Minione 12 miesięcy obfitowało w mnóstwo emocji w świecie sportu. Skoczkowie, jak i siatkarskie reprezentacje Polski dostarczyły nam wielu pięknych chwil. Nadchodzi czas na przyjrzenie się najważniejszym momentom ostatniego roku.

SKOKI NARCIARSKIE

Skuteczna pogoń Graneruda, ogromny dramat Kubackiego

Wraz z początkiem 2023 roku wiatr w żagle złapał (a właściwie pod narty) Halvor Egner Granerud, który pewnie wygrał Turniej Czterech Skoczni. Norweg był najlepszy w trzech z czterech konkursów niemiecko-austriackiego cyklu. Tylko raz musiał uznać wyższość rywala – w Insbrucku, gdzie zawody wygrał Dawid Kubacki, który wówczas był liderem klasyfikacji generalnej Pucharu Świata. To jednak znacząco nie wpłynęło na losy tego turnieju i Granerud z ponad 30-punktową przewagą nad Polakiem wygrał 71.TCS, którego podium, jako trzeci uzupełnił Anze Lanisek. Tuż za pudłem znaleźli się kolejno: Piotr Żyła i Kamil Stoch.

Pomimo narastającej formy Graneruda, Kubacki wciąż zachowywał plastron lidera PŚ. Jednak i na to przyszła pora, już 28 stycznia po zawodach na mamucie w Bad-Mitendorf Norweg został nowym liderem PŚ i jak się potem okazało tego prowadzenia już nikomu nie oddał i z ponad 2. tysiącami punktów na koncie zdobył drugą Kryształową Kulę w swojej karierze. Podopieczny Aleksandra Stockla idealnie trafił z formą, akurat w najważniejszej części sezonu, a więc już na przełomie Grudnia i Stycznia, tym też oprócz TCS zdołał wygrać swój domowy turniej – Raw Air, w którym o 18,2 pkt (2932 pkt. Halvora) wyprzedził Stefana Krafta. W grze o wygraną w Raw Air do czasu był również Dawid Kubacki, który zdołał wygrać Prolog w Oslo oraz zawody w Lillehammer. Jednak przed jednym z konkursów w Vikersund musiał zrezygnować z występu w związku z problemami kardiologicznymi swojej żony. Jej stan był na tyle ciężki, że musiała zostać przetransportowana do szpitala, walczyli o jej życie.

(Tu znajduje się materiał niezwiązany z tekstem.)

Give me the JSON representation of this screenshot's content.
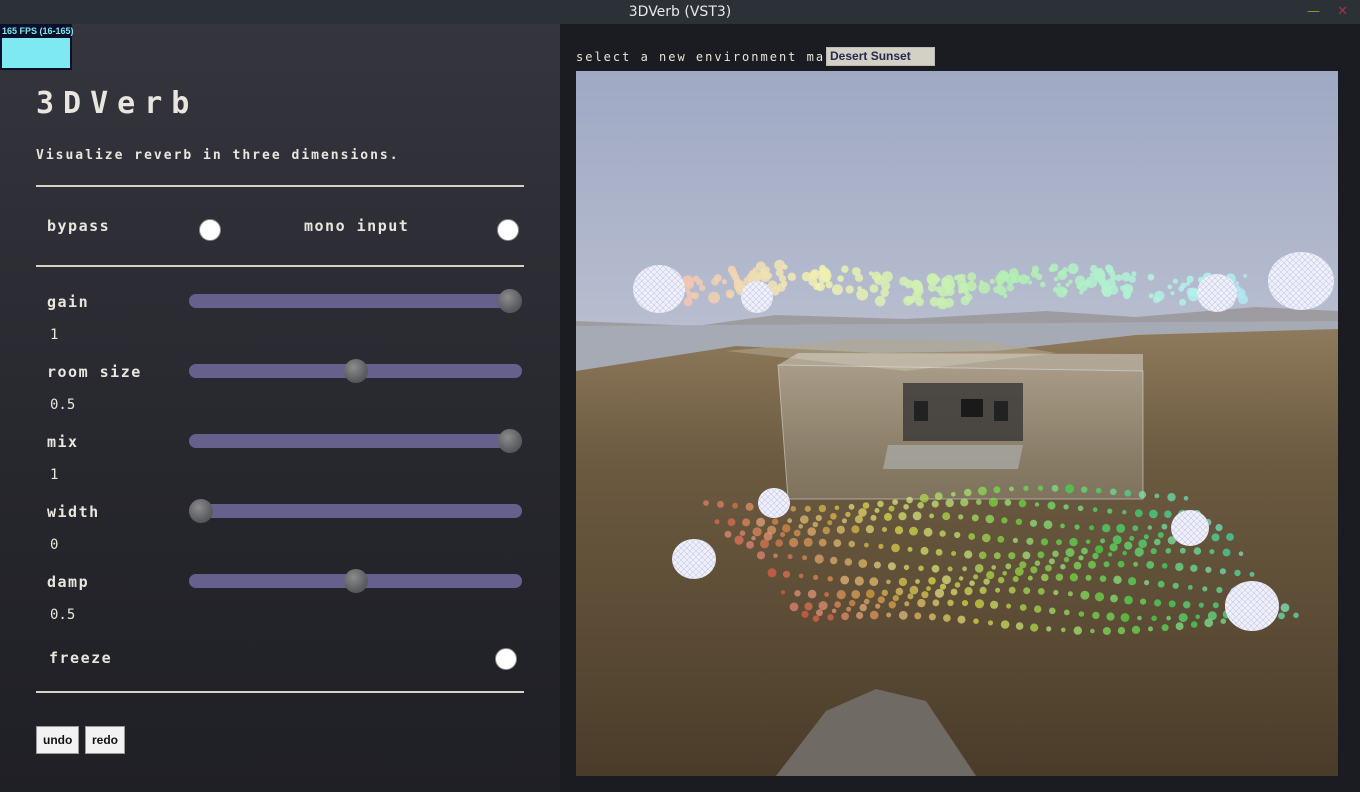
{
  "window": {
    "title": "3DVerb (VST3)",
    "minimize_glyph": "—",
    "close_glyph": "✕"
  },
  "fps": {
    "label": "165 FPS (16-165)"
  },
  "plugin": {
    "title": "3DVerb",
    "tagline": "Visualize reverb in three dimensions.",
    "toggles": {
      "bypass": "bypass",
      "mono_input": "mono input",
      "freeze": "freeze"
    },
    "params": [
      {
        "label": "gain",
        "value": "1",
        "level": 1.0
      },
      {
        "label": "room size",
        "value": "0.5",
        "level": 0.5
      },
      {
        "label": "mix",
        "value": "1",
        "level": 1.0
      },
      {
        "label": "width",
        "value": "0",
        "level": 0.0
      },
      {
        "label": "damp",
        "value": "0.5",
        "level": 0.5
      }
    ],
    "buttons": {
      "undo": "undo",
      "redo": "redo"
    }
  },
  "environment": {
    "label": "select a new environment map:",
    "selected": "Desert Sunset"
  },
  "colors": {
    "slider_track": "#65618c",
    "accent_fps": "#7fe9f1",
    "panel_text": "#e9e6df"
  }
}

Tym też Dawid Kubacki nieco wcześniej zakończył sezon PŚ (opuścił 4 ostatnie konkursy), tak to nie było ważne, liczyło się tylko zdrowie i życie jego żony – Marty, która na całe szczęście wygrała tę bitwę i jest wśród nas. Mistrz Świata ze skoczni normalnej z 2019 roku z Seefeld przez to, że opuścił kilka ostatnich konkursów PŚ stracił szanse na historyczne dla siebie podium w końcowej klasyfikacji Pucharu Świata (był czwarty). Jak się okazało w ostatnich zmaganiach sezonu, które tradycyjnie odbyły się w Planicy, Kubackiego z podium zepchnął Anze Lanisek. Słoweniec gdy odbierał medal za 3. miejsce w PŚ, w czasie dekoracji popisał się pięknym gestem, otóż na podium wniósł podobiznę naszego skoczka, któremu później założył swój medal. Gdy to robił był całkowicie zapłakany, jak sam później przyznawał w tym miejscu powinien być Dawid i nie mógł postąpić inaczej. Ten szlachetny, piękny gest został doceniony i za to też Słoweniec otrzymał nagrodę Fair-Play na gali Sportowca roku 2023 w Słowenii.

Debiut ,,Duetów”

W lutym po raz pierwszy w historii PŚ rozegrano konkurs duetów. Premierowe zmagania tego formatu rozegrano w Lake Placid 11 lutego. Te historyczne wygrała Polska, którą reprezentował Dawid Kubacki z Piotrem Żyłą. Kolejne takie zmagania odbyły się w Rasnovie, gdzie najlepsi byli Niemicy.

W przeciwieństwie do klasycznych drużynówek takie konkursy nie składają się z dwóch serii, a z trzech. W dodatku przez pierwszą serię dalej przechodzi 12, a nie 8 ekip. Do finałowej – 3. odsłony wchodzi natomiast 8 drużyn.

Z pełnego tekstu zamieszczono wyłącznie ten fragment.